Pseudomonas aeruginosa is a ubiquitous bacterium that can adapt to very different environmental conditions. It is found in surface waters, in soil, and as an opportunistic human pathogen. The formation of biofilms from P. aeruginosa is of particular importance. Cyclic diguanylate (c-di-GMP) is a central messenger for the regulation of biofilm formation. The activity of the phosphodiesterase NbdA from P. aeruginosa influences the concentration of this messenger molecule in the cell. The protein consists of three conserved domains, an as yet uncharacterized membrane-bound MHYT domain, a degenerated diguanylate cyclase domain and a phosphodiesterase domain. The phosphodiesterase domain is responsible for the cleavage of c-di-GMP to the linear dinucleotide pGpG. The activity has been demonstrated both in vivo and in vitro. The diguanylate cyclase domain showed no activity. The function of the membrane-bound MHYT domain is still poorly understood. We suspect a role in signal perception and regulation of the enzymatic subdomains. In our research group, we want to understand the function of the protein, especially the membrane domain MHYT, and what role it plays in the cell.

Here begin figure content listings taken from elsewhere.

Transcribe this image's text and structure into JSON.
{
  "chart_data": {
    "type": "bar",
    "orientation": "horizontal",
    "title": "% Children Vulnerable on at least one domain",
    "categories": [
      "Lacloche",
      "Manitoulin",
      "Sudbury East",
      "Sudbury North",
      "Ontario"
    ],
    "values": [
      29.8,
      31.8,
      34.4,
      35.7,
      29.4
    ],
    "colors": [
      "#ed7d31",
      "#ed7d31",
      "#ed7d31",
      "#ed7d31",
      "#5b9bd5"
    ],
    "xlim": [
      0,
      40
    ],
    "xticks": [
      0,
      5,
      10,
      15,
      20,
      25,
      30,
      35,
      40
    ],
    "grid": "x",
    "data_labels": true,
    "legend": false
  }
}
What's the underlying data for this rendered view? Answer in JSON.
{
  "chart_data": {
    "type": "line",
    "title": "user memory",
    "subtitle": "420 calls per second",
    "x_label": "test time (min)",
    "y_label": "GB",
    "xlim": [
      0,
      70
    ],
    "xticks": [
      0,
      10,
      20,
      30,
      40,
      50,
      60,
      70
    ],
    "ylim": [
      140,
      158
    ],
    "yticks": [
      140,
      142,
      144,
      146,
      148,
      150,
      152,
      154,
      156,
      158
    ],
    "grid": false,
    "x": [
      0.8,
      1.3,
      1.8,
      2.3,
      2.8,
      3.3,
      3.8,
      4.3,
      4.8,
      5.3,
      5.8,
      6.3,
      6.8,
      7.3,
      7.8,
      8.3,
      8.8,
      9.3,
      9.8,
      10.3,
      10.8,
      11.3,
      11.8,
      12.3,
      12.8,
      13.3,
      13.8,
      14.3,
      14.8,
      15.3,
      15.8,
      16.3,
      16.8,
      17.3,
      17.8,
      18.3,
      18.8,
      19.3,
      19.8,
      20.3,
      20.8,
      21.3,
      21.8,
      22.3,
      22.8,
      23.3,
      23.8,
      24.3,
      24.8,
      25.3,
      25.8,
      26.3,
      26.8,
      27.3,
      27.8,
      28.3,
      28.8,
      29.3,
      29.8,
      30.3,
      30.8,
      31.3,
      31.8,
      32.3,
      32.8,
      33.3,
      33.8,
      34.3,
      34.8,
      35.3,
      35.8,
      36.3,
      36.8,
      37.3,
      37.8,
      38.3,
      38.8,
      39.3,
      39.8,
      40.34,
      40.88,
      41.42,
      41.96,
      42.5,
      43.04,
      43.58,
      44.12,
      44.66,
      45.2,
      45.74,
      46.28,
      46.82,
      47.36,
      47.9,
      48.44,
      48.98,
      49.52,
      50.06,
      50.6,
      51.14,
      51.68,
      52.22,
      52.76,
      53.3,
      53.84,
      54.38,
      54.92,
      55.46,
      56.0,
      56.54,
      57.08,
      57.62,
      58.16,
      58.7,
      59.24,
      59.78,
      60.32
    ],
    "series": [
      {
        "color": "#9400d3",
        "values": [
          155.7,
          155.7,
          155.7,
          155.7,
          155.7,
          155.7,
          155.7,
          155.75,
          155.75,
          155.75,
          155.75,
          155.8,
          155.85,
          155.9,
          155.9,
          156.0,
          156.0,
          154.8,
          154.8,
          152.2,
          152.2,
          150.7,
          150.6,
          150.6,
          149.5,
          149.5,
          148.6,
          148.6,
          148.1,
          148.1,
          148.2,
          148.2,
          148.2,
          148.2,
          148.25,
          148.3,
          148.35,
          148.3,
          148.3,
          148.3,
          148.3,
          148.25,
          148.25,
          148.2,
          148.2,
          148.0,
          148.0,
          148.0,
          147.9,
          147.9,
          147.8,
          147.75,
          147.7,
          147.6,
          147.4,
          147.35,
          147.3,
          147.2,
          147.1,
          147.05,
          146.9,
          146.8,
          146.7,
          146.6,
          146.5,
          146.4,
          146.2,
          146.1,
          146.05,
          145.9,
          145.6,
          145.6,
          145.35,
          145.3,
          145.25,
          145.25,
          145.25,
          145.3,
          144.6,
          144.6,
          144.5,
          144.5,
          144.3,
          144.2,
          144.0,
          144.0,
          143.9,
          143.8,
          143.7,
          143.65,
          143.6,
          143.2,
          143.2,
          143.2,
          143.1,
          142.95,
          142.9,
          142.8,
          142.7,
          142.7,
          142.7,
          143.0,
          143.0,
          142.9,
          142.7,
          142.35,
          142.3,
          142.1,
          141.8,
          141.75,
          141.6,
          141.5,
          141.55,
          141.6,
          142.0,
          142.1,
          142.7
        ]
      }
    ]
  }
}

To understand the physiological role of this protein we study gene regulation (transcription and translation analysis) and the localization of the protein in vivo (confocal microscopy). In addition, we study protein-protein interactions to identify interaction partners of NbdA (two hybrid and pull down assays).

For the characterization of the membrane protein, we established the purification of NbdA as a recombinant protein from E. coli. In addition, protein variants were generated by mutagenesis and targeted truncation. We use spectroscopic, biochemical and biophysical methods to characterize the full-length protein and protein variants in more detail.